The Cheetah at the Waterhole

Essays, Stories, Adventures, Dreams
Chronicles of a Footloose Forester
By Dick Pellek

 

The Cheetah at the Waterhole

 

As time passes, so also do some of the details of even favorite adventures.  The great fun trip to the Laikipia Plateau of Kenya in 1991 was one of them, and last night’s chat with old friend and African hand Andre DeGeorges eventually got around to the time when we camped out at a waterhole at the 30,000-acre ranch of Jasper Evans.  When we showed up at his ranch in the warmth of early spring on that safari so long ago, Jasper suggested that we would have a comfortable campsite if we went back down the road a mile or so and made camp near the waterhole in the woods.  It was completely surrounded by trees and would be private and quiet.

Andre put his Toyota 4 X 4 into gear and reversed course along the dirt road in the direction of Nairobi, more than a hundred miles away.  We turned in when we saw the trace of the only trail leading into the woods.
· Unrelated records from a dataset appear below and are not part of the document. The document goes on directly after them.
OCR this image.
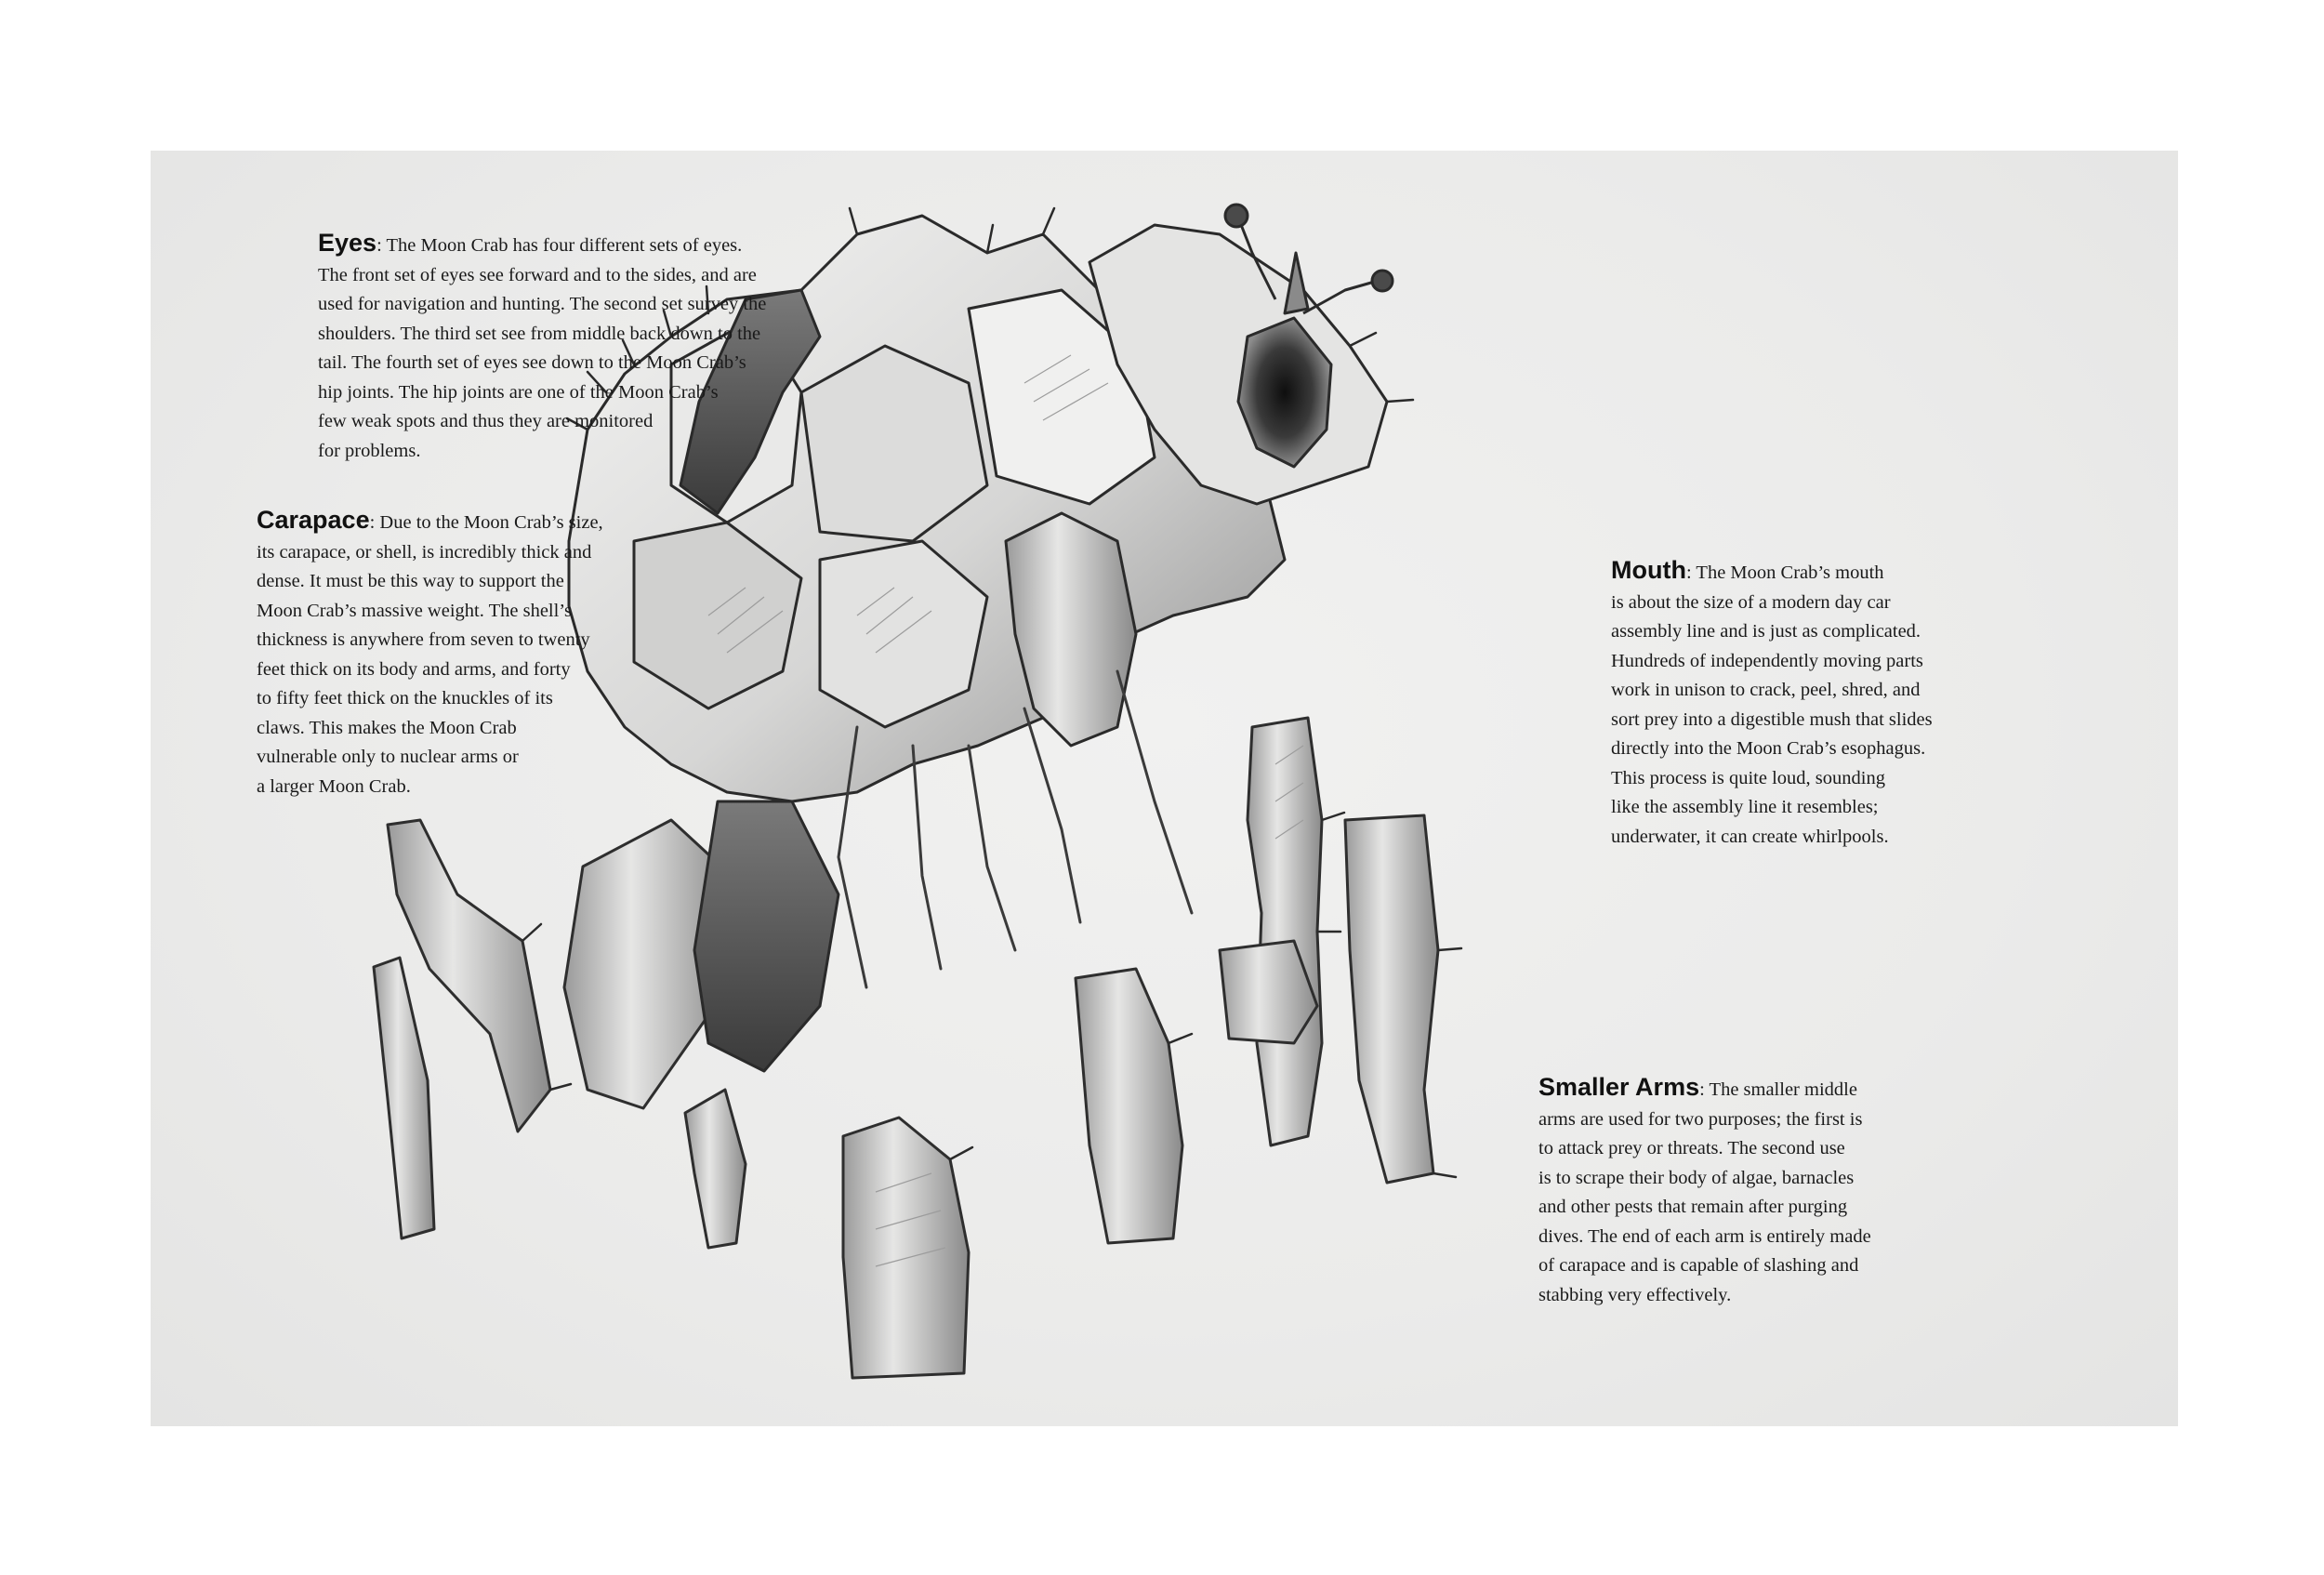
Eyes: The Moon Crab has four different sets of eyes.
The front set of eyes see forward and to the sides, and are
used for navigation and hunting. The second set survey the
shoulders. The third set see from middle back down to the
tail. The fourth set of eyes see down to the Moon Crab’s
hip joints. The hip joints are one of the Moon Crab’s
few weak spots and thus they are monitored
for problems.
Carapace: Due to the Moon Crab’s size,
its carapace, or shell, is incredibly thick and
dense. It must be this way to support the
Moon Crab’s massive weight. The shell’s
thickness is anywhere from seven to twenty
feet thick on its body and arms, and forty
to fifty feet thick on the knuckles of its
claws. This makes the Moon Crab
vulnerable only to nuclear arms or
a larger Moon Crab.
Mouth: The Moon Crab’s mouth
is about the size of a modern day car
assembly line and is just as complicated.
Hundreds of independently moving parts
work in unison to crack, peel, shred, and
sort prey into a digestible mush that slides
directly into the Moon Crab’s esophagus.
This process is quite loud, sounding
like the assembly line it resembles;
underwater, it can create whirlpools.
Smaller Arms: The smaller middle
arms are used for two purposes; the first is
to attack prey or threats. The second use
is to scrape their body of algae, barnacles
and other pests that remain after purging
dives. The end of each arm is entirely made
of carapace and is capable of slashing and
stabbing very effectively.
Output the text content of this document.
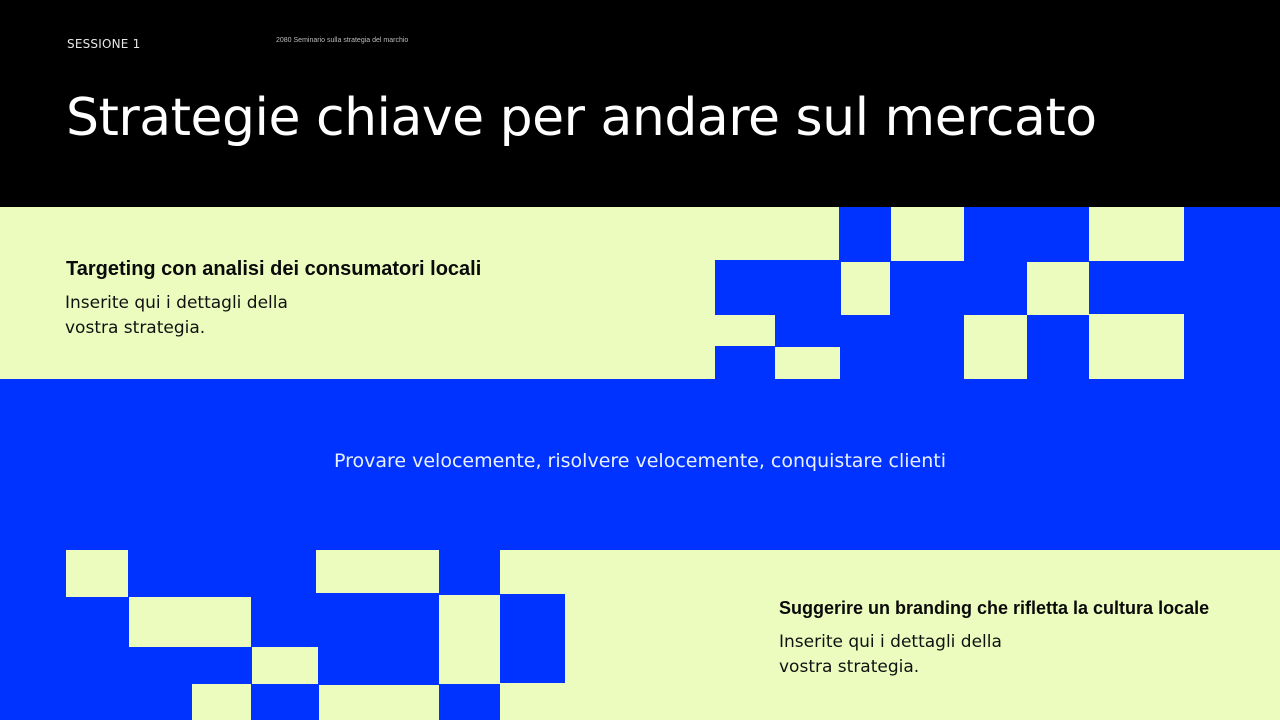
SESSIONE 1	2080 Seminario sulla strategia del marchio
Strategie chiave per andare sul mercato
Targeting con analisi dei consumatori locali
Inserite qui i dettagli della
vostra strategia.
Provare velocemente, risolvere velocemente, conquistare clienti
Suggerire un branding che rifletta la cultura locale
Inserite qui i dettagli della
vostra strategia.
After several hundred yards we came across the waterhole, just like Jasper Evans described it.  A cheetah was basking in the sun on a grassy rise just above the waterhole.  He abruptly got up and slinked off through the woods.  We were delighted to see him, but we were also pleased that we could park our SUV on dry, flat ground overlooking the waterhole, a real convenience in an otherwise parched landscape.  Since we had to prepare our evening meal and bed down for the night, we didn’t give any further thought to the cheetah we had disturbed.

 

 

 This guy needs no introduction

 

After spending the night at our campsite above the waterhole, we talked it over and decided that we should move our camp to another flat site about a hundred yards or so below the waterhole, so that the cheetah and other animals that visited the waterhole on a regular basis would not be fearful of coming in to drink.  The hoof marks and paw prints in the game trail told us that the waterhole got plenty of visitors.  We didn’t see other wildlife show up, but we spent the whole day in the field, conducting the survey for which we had come.  Later that day, Jasper Evans invited us to stay in his bunkhouse not far from his main residence.  We took him up on his offer, and broke camp the following morning and moved into his makeshift bunkhouse, one whose walls were adorned with more than a hundred empty whiskey/rum/wine bottles that had been incorporated into the concrete of the walls, with their bottoms facing prominently toward the interior of the living area. That recollection was described in a previous Chronicles of a Footloose Forester story entitled, Lion Hunters of the Laikipia Plateau.  Time passes, but some of the more memorable adventures have been kept alive and relatively fresh, thanks to the hard-wiring mechanisms of helpful brain synapses.